Estimating employment in fishing is more difficult than measuring the harvests. Legislation in 1999 allowed most fishermen to be exempt from unemployment insurance coverage – the primary source of employment data. The Oregon Employment Department now estimates the number of fishers based on a combination of survey data and the number of commercial fish landings made in Oregon. This method was new for 2014 and resulted in a lower employment estimate than before. Oregon vessels or crews making landings outside of Oregon are not included in these estimates of employment in Oregon.
The estimated number of fishers varied from a high of 1,660 in April to a low of 467 in November. Fishing employment often peaks in the summer but COVID-19 restrictions led to a subdued summer season. Five coastal counties – Clatsop, Lincoln, Coos, Curry, and Tillamook – had 96% of the total employment, based on where landings occur. Perhaps even more surprising is that non-coastal Jefferson County had any commercial fishing employment. These jobs are sometimes based on crayfish harvests.

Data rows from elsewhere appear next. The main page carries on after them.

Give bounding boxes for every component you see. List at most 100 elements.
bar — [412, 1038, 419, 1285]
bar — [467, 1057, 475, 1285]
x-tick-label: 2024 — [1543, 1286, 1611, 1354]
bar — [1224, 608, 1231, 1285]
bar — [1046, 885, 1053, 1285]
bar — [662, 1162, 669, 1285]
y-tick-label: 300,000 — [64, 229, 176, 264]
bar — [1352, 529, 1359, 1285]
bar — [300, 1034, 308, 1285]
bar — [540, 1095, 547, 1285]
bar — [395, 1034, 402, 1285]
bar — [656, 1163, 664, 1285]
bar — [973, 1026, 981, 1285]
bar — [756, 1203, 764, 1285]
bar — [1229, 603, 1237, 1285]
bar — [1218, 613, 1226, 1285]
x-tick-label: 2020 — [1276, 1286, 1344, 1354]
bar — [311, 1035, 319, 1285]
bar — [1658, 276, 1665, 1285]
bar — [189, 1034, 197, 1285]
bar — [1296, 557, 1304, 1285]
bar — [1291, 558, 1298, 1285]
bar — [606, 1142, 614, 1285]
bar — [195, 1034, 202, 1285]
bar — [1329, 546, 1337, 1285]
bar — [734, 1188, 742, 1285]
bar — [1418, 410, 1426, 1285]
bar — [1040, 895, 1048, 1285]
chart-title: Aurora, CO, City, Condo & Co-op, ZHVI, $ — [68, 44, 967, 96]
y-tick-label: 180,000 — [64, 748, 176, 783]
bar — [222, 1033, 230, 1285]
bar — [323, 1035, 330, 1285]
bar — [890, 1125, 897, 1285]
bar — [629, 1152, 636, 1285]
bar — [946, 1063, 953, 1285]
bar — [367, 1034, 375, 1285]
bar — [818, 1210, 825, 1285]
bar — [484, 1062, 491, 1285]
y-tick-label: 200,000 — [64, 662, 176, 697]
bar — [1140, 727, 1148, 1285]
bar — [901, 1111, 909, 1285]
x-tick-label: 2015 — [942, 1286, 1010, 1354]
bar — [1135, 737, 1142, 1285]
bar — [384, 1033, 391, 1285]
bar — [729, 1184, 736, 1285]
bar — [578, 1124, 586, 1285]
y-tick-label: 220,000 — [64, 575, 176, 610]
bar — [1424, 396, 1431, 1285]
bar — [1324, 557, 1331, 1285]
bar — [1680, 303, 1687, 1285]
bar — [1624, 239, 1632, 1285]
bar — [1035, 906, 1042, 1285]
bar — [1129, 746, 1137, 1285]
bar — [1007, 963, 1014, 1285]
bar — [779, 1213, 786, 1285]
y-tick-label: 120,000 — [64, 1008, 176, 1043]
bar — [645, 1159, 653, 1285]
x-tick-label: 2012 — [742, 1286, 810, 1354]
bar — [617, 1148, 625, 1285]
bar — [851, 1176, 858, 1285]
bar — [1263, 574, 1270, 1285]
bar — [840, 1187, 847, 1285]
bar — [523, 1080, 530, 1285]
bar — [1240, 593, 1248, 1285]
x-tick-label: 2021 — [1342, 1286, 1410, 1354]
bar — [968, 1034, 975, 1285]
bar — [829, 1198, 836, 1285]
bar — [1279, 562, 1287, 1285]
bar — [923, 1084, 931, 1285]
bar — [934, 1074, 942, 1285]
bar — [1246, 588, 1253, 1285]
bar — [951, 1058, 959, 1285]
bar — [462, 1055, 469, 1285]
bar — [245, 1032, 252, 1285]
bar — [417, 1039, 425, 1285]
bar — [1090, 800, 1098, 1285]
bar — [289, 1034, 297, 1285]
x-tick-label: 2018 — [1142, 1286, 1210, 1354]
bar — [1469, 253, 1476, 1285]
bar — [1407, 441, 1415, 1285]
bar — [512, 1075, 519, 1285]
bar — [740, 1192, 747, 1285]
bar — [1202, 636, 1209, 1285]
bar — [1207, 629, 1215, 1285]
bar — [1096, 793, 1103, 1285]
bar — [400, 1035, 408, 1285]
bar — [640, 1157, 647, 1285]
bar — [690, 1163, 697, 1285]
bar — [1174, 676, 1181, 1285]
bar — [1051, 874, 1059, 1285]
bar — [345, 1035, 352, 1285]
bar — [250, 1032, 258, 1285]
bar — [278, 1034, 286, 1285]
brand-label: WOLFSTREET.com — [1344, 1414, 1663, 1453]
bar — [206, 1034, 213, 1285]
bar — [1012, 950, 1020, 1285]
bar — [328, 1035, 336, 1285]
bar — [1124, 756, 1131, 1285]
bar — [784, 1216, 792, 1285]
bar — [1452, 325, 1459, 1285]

The most important fisheries for employment are crab, pink shrimp, and salmon. The estimates of employment by species represent the minimum number of people in that fishery on an annual basis. Landings are counted by only the most valuable species landed that trip. Commercial fishers harvested about 100 different species in 2021.
Although the number of fishing vessels has declined from historic highs, it has become more stable over the past decade. Fishing began generating more revenue per boat after the turn of the century, albeit with plenty of fluctuations. There were 882 vessels with at least one landing in 2021, down from 984 in 2020. They averaged about $233,000 each in landed value in Oregon in 2021, up 44% from the previous year. Each vessel supported about 1.4 workers on an annual average basis; many vessels have landings only part of the year.
In addition to direct employment, commercial fishing provides the resource for seafood processors. Complete data on processors for 2021 are not available yet, but employment through the third quarter of 2021 averaged about 100 jobs below 2020. Records show that there were 32 seafood processors in Oregon that had employees in 2020; it looks like Oregon added two more processors in 2021. Some processors also use temporary help firms to round out their staffing, but these employees are counted in the business services industry. The processing industry paid more than $49 million in wages in 2020, which clearly shows the benefit of adding value to raw natural products.